Even with allocations, regular sum! is about 3x faster on my machine. Is this expected behavior?

Interestingly, using map! with eachcol outperforms both approaches:

julia> using LinearAlgebra

julia> @btime map!(⋅,$C,eachcol($A),eachcol($B))
  788.132 ns (0 allocations: 0 bytes)

Here’s the output of versioninfo:

julia> versioninfo()
Julia Version 1.12.6
Commit 15346901f00 (2026-04-09 19:20 UTC)
Build Info:
  Official https://julialang.org release
Platform Info:
  OS: macOS (arm64-apple-darwin24.0.0)
  CPU: 8 × Apple M2
  WORD_SIZE: 64
  LLVM: libLLVM-18.1.7 (ORCJIT, apple-m2)
  GC: Built with stock GC
Threads: 4 default, 1 interactive, 4 GC (on 4 virtual cores)
Environment:
  JULIA_EDITOR = code
  JULIA_VSCODE_REPL = 1
  JULIA_PKG_USE_CLI_GIT = true

it’s not at all surprising that Array outperforms LazyArray. something like sum(::Array) is a very highly-trafficked method and thus has had a lot of attention for optimization. the nature of LazyArray means it’s probably going to have to do more work on access, might not be able to vectorize as well, etc.

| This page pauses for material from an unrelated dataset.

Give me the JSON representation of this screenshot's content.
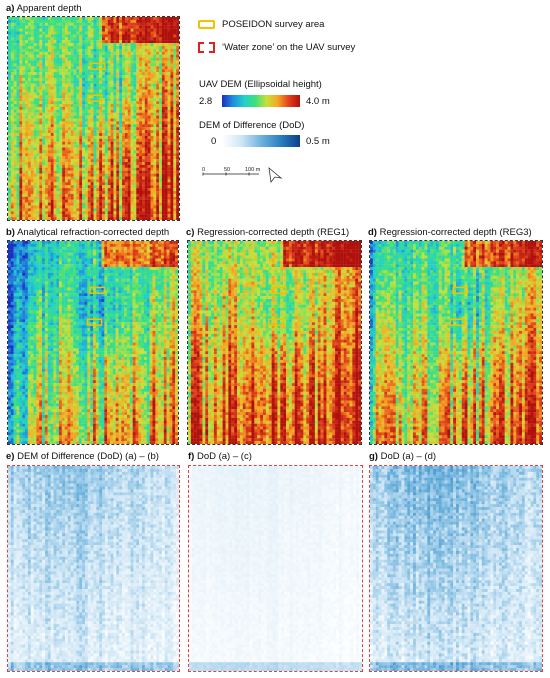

I’m not sure about your map! with eachcol form. if I had to guess, it’s because LinearAlgebra.dot gets to use BLAS while Base.sum is all-Julia

Tullio.jl is 2x faster

julia> using Tullio

julia> @btime @tullio $C[1, j] = $A[i, j] * $B[i, j]
  622.337 ns (0 allocations: 0 bytes)

Wow! I’ll check that package out. Those are impressive numbers.